The entire press conference performance was a farce -- the staging, the seating, the questions, the order, and the answers. Nothing about it was real or truly informative. It was, nonetheless, unintentionally revealing. Not revealing about the war, Bush's rationale, or about the bloody, sustained conflict that was about to be unleashed inside Iraq. Reporters helped shed virtually no light on those key issues. Instead, the calculated kabuki press conference, stage-managed by the White House employing the nation's most elite reporters as high-profile extras, did reveal what viewers needed to know about the mind-set of the MSM on the eve of war.

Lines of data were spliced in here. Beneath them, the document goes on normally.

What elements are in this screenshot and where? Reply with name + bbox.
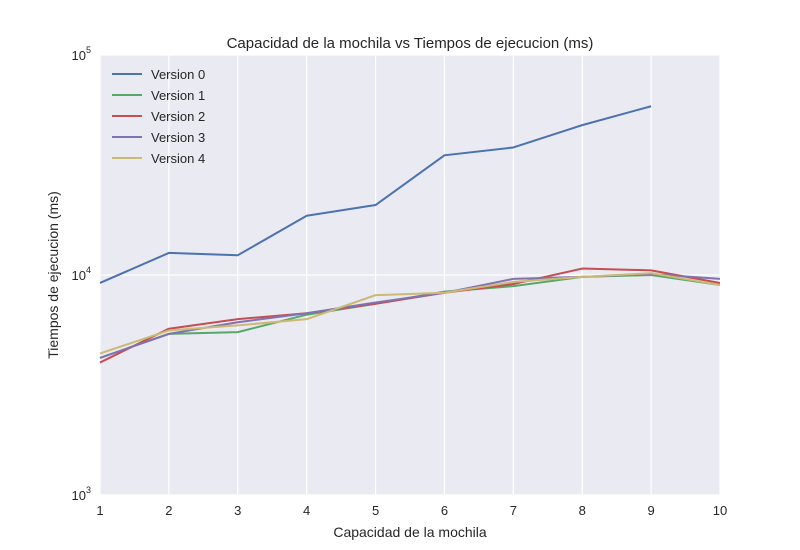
- x-tick-label: 10: [713, 503, 727, 518]
- x-tick-label: 8: [579, 503, 586, 518]
- series-lines: [99, 105, 721, 364]
- x-tick-label: 9: [647, 503, 654, 518]
- x-tick-labels: 1 2 3 4 5 6 7 8 9 10: [96, 503, 727, 518]
- grid: [99, 54, 721, 496]
- x-tick-label: 3: [234, 503, 241, 518]
- x-tick-label: 2: [165, 503, 172, 518]
- series-line-version-0: [99, 105, 652, 284]
- x-tick-label: 7: [510, 503, 517, 518]
- y-tick-label: 104: [72, 265, 91, 283]
- legend-label: Version 3: [151, 130, 205, 145]
- x-tick-label: 6: [441, 503, 448, 518]
- x-tick-label: 1: [96, 503, 103, 518]
- legend-label: Version 2: [151, 109, 205, 124]
- legend-label: Version 0: [151, 67, 205, 82]
- legend: Version 0 Version 1 Version 2 Version 3 Vers…: [112, 67, 205, 166]
- x-tick-label: 4: [303, 503, 310, 518]
- series-line-version-4: [99, 272, 721, 355]
- y-tick-label: 105: [72, 45, 91, 63]
- chart-title: Capacidad de la mochila vs Tiempos de ej…: [227, 35, 594, 52]
- legend-label: Version 1: [151, 88, 205, 103]
- y-tick-labels: 103 104 105: [72, 45, 91, 503]
- x-axis-label: Capacidad de la mochila: [333, 524, 487, 540]
- x-tick-label: 5: [372, 503, 379, 518]
- legend-label: Version 4: [151, 151, 205, 166]
- y-axis-label: Tiempos de ejecucion (ms): [45, 191, 61, 359]
- y-tick-label: 103: [72, 485, 91, 503]
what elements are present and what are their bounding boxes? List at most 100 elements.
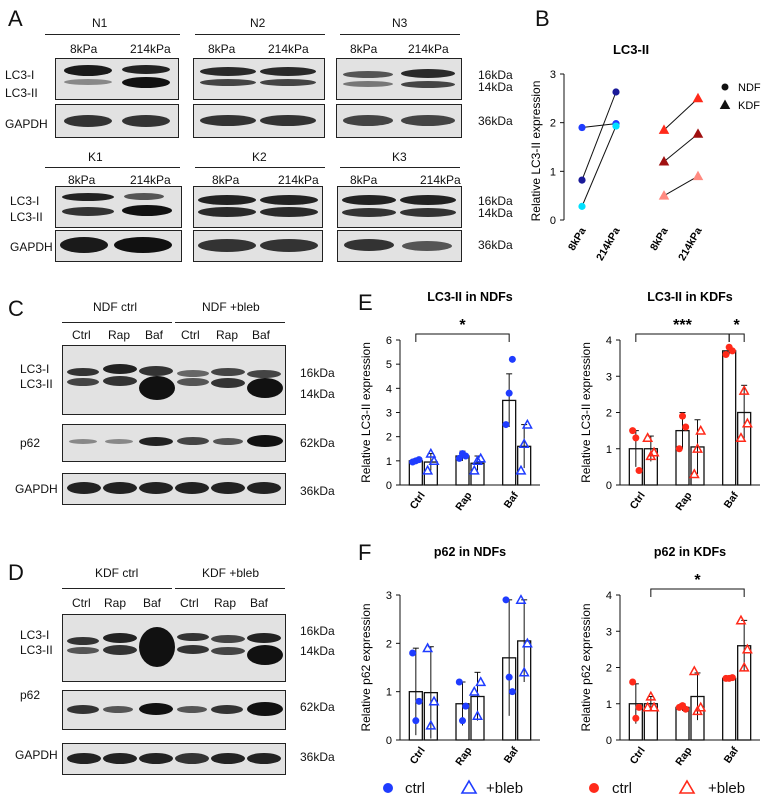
data-point [518,438,530,449]
kda-label: 14kDa [478,206,513,220]
legend-marker-bleb-blue [460,779,478,794]
data-point [642,432,654,442]
legend-marker-ctrl-red [589,783,599,793]
kda-label: 16kDa [300,624,335,638]
lane-label: Ctrl [72,596,91,610]
blot-strip [62,743,286,775]
y-tick-label: 3 [386,590,392,602]
blot-strip [193,230,323,262]
chart-e-kdf: LC3-II in KDFs 0 1 2 3 4 Relative LC3-II expre… [579,290,760,513]
data-point [635,703,643,711]
y-axis-label: Relative LC3-II expression [359,342,373,483]
lc3ii-label: LC3-II [20,643,53,657]
p62-label: p62 [20,688,41,702]
x-tick-label: Ctrl [628,490,648,512]
y-tick-label: 0 [606,735,612,747]
data-point [629,427,637,435]
y-tick-label: 6 [386,335,392,347]
chart-title: p62 in NDFs [434,545,506,559]
y-tick-label: 0 [386,480,392,492]
y-tick-label: 0 [550,215,556,227]
y-tick-label: 5 [386,359,392,371]
data-point [658,156,670,166]
data-point [688,665,700,676]
lc3i-label: LC3-I [5,68,35,82]
data-point [508,688,516,696]
legend-marker-ctrl-blue [383,783,393,793]
data-point [462,702,470,710]
data-point [422,642,434,653]
kda-label: 36kDa [478,114,513,128]
panel-label-d: D [8,560,24,585]
lc3i-label: LC3-I [20,362,50,376]
panel-label-f: F [358,540,372,565]
y-tick-label: 4 [606,335,612,347]
kda-label: 16kDa [300,366,335,380]
y-tick-label: 1 [386,687,392,699]
lane-label: Rap [216,328,239,342]
data-point [468,464,480,475]
chart-title: LC3-II in KDFs [647,290,732,304]
lane-label: Baf [143,596,162,610]
y-axis-label: Relative LC3-II expression [579,342,593,483]
lane-label: Ctrl [181,328,200,342]
bar [722,350,737,486]
data-point [735,614,747,625]
y-axis-label: Relative p62 expression [579,603,593,731]
panel-label-a: A [8,6,23,31]
x-tick-label: 214kPa [676,225,705,262]
y-tick-label: 1 [550,166,556,178]
data-point [642,701,654,712]
lc3i-label: LC3-I [20,628,50,642]
legend-label: ctrl [405,780,425,797]
data-point [692,128,704,138]
stiffness-label: 8kPa [212,173,240,187]
data-point [428,695,440,706]
gapdh-label: GAPDH [5,117,48,131]
data-point [629,678,637,686]
chart-f-ndf: p62 in NDFs 0 1 2 3 Relative p62 expression Ct… [359,545,540,768]
legend-label: ctrl [612,780,632,797]
x-tick-label: Ctrl [628,745,648,767]
data-point [425,719,437,730]
group-label: NDF ctrl [93,300,137,314]
data-point [578,123,586,132]
y-tick-label: 1 [606,444,612,456]
kda-label: 36kDa [300,484,335,498]
lc3i-label: LC3-I [10,194,40,208]
x-tick-label: Baf [502,489,522,510]
chart-e-ndf: LC3-II in NDFs 0 1 2 3 4 5 6 Relative LC3-II exp… [359,290,540,513]
group-label-k3: K3 [392,150,407,164]
group-label-n2: N2 [250,16,266,30]
data-point [518,666,530,677]
kda-label: 62kDa [300,700,335,714]
lane-label: Ctrl [180,596,199,610]
blot-strip [62,690,286,730]
significance-bracket [635,333,730,342]
y-tick-label: 0 [386,735,392,747]
data-point [658,124,670,134]
stiffness-label: 8kPa [350,42,378,56]
data-point [738,385,750,395]
x-tick-label: Rap [673,490,694,513]
data-point [632,434,640,442]
blot-strip [55,186,182,228]
y-axis-label: Relative LC3-II expression [529,81,543,222]
stiffness-label: 8kPa [208,42,236,56]
legend-label: KDF [738,100,760,112]
blot-strip [193,104,325,138]
blot-strip [55,58,179,100]
significance-label: * [694,572,701,589]
data-point [741,643,753,654]
data-point [578,176,586,184]
y-tick-label: 4 [606,590,612,602]
kda-label: 16kDa [478,68,513,82]
data-point [425,447,437,458]
pair-line [581,125,617,207]
chart-title: LC3-II in NDFs [427,290,512,304]
chart-b-lc3ii: LC3-II 0 1 2 3 Relative LC3-II expression 8kPa… [529,42,761,263]
x-tick-label: Baf [722,489,742,510]
pair-line [663,133,699,162]
y-tick-label: 3 [550,69,556,81]
significance-bracket [650,588,745,597]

They chose well the cast to play the role of "journalists" and who, for their faithful script-adherence, were "rewarded" with a starring role, in the royal court box in front of the President.  Notably, two of the handpicked media stars from that event -- David Gregory and John King -- have both since been promoted within their networks to two of the most prominent "news" roles on television.  The rewards for sitting politely in the grid in front of the President are bountiful.

 

UPDATE: In The New York Observer, Michael Crowley wrote an excellent account of that March, 2003 Press Conference, really capturing how subservient was the behavior of the selected journalists and how coordinated and contrived the whole event was.